Des résultats alarmants sur la mortalité
Comme l'indique Mathilde Touvier, directrice de recherche à l'Université Paris 13, cette étude vient renforcer les connaissances précédentes sur les effets néfastes de ces aliments. Les chercheurs se sont appuyés sur la cohorte NutriNet-Santé, qui étude l'alimentation de plusieurs dizaines de milliers de Français depuis 2009. En analysant les données de 44 551 participants de plus de 45 ans, majoritairement des femmes, ils ont mis en évidence que 14,4 % de leur alimentation était composée de produits ultra-transformés, représentant 29 % de leur apport calorique total.
Après sept années de suivi, 602 participants sont décédés, dont 219 par cancer. Les chercheurs ont constaté qu'une augmentation de 10 % de la consommation d'aliments ultra-transformés était associée à une hausse de 14 % du risque de mortalité. Mathilde Touvier insiste cependant sur le fait qu'il ne faut pas céder à la panique, précisant que consommer un plat préparé ne signifie pas nécessairement un risque accru de 15 % de décès.
Questionnements autour des additifs alimentaires
Bien que d'autres recherches soient nécessaires pour établir un lien de cause à effet definite, les études s'accumulent pour montrer des corrélations entre les aliments ultra-transformés et divers problèmes de santé.
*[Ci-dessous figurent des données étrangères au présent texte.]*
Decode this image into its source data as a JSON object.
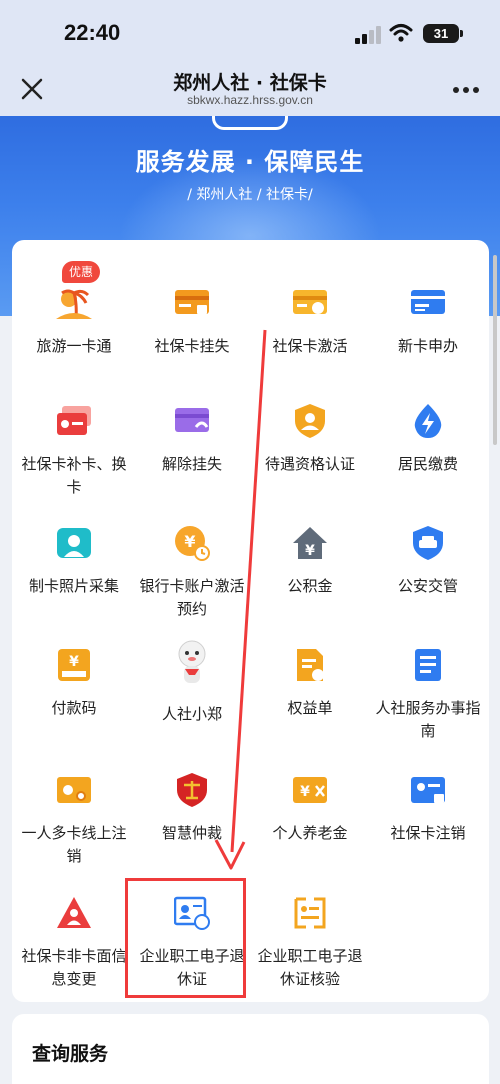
{
  "status_bar": {
    "time": "22:40",
    "battery": "31"
  },
  "nav": {
    "title": "郑州人社 · 社保卡",
    "url": "sbkwx.hazz.hrss.gov.cn"
  },
  "banner": {
    "slogan": "服务发展 · 保障民生",
    "sub": "/ 郑州人社 / 社保卡/"
  },
  "services": [
    {
      "label": "旅游一卡通",
      "icon": "tourism-icon",
      "badge": "优惠"
    },
    {
      "label": "社保卡挂失",
      "icon": "card-lock-icon"
    },
    {
      "label": "社保卡激活",
      "icon": "card-activate-icon"
    },
    {
      "label": "新卡申办",
      "icon": "new-card-icon"
    },
    {
      "label": "社保卡补卡、换卡",
      "icon": "card-replace-icon"
    },
    {
      "label": "解除挂失",
      "icon": "unlock-card-icon"
    },
    {
      "label": "待遇资格认证",
      "icon": "qualification-shield-icon"
    },
    {
      "label": "居民缴费",
      "icon": "lightning-payment-icon"
    },
    {
      "label": "制卡照片采集",
      "icon": "camera-icon"
    },
    {
      "label": "银行卡账户激活预约",
      "icon": "yuan-clock-icon"
    },
    {
      "label": "公积金",
      "icon": "house-yuan-icon"
    },
    {
      "label": "公安交管",
      "icon": "police-car-shield-icon"
    },
    {
      "label": "付款码",
      "icon": "yuan-tray-icon"
    },
    {
      "label": "人社小郑",
      "icon": "mascot-icon"
    },
    {
      "label": "权益单",
      "icon": "document-star-icon"
    },
    {
      "label": "人社服务办事指南",
      "icon": "guide-document-icon"
    },
    {
      "label": "一人多卡线上注销",
      "icon": "multi-card-icon"
    },
    {
      "label": "智慧仲裁",
      "icon": "scales-shield-icon"
    },
    {
      "label": "个人养老金",
      "icon": "pension-card-icon"
    },
    {
      "label": "社保卡注销",
      "icon": "id-card-cancel-icon"
    },
    {
      "label": "社保卡非卡面信息变更",
      "icon": "warning-person-icon"
    },
    {
      "label": "企业职工电子退休证",
      "icon": "retirement-certificate-icon"
    },
    {
      "label": "企业职工电子退休证核验",
      "icon": "certificate-verify-icon"
    }
  ],
  "query_section": {
    "title": "查询服务"
  },
  "colors": {
    "accent_blue": "#3d7ff0",
    "orange": "#f39a1e",
    "red": "#ef3b3b",
    "annotation": "#ef3b3b"
  }
}
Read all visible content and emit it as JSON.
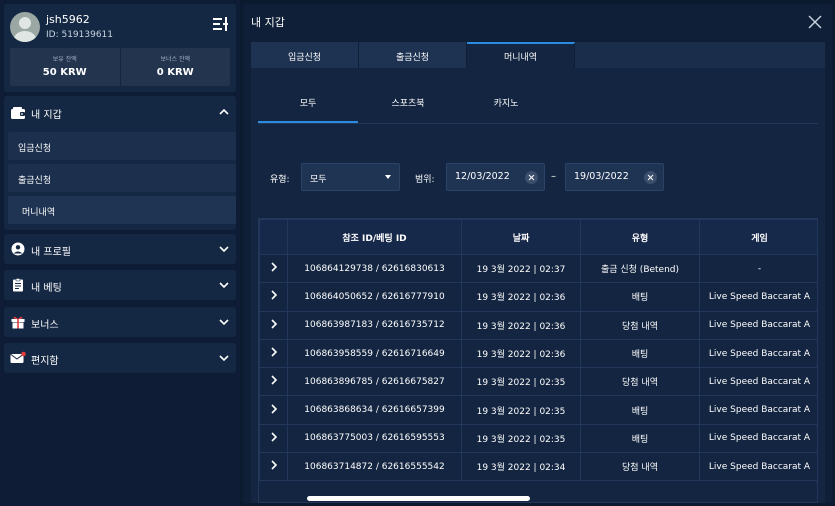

Ces produits, souvent riches en sel, sucre et graisses saturées, présentent également un déficit en vitamines et minéraux. De plus, leur composition inclut une variété d'additifs comme des conservateurs et colorants, qui ont été associés à divers risques sanitaires.
Parallèlement à cette étude, l'équipe de recherche se penche sur les effets des additifs alimentaires, évaluant leurs impacts, que ce soit individuellement ou en synergie, ce que l'on appelle l'« effet cocktail ». En attendant des résultats plus concrets, Santé publique France recommande de limiter la consommation d'aliments gras, salés et ultra-transformés, et d'encourager la cuisine à partir de produits naturels.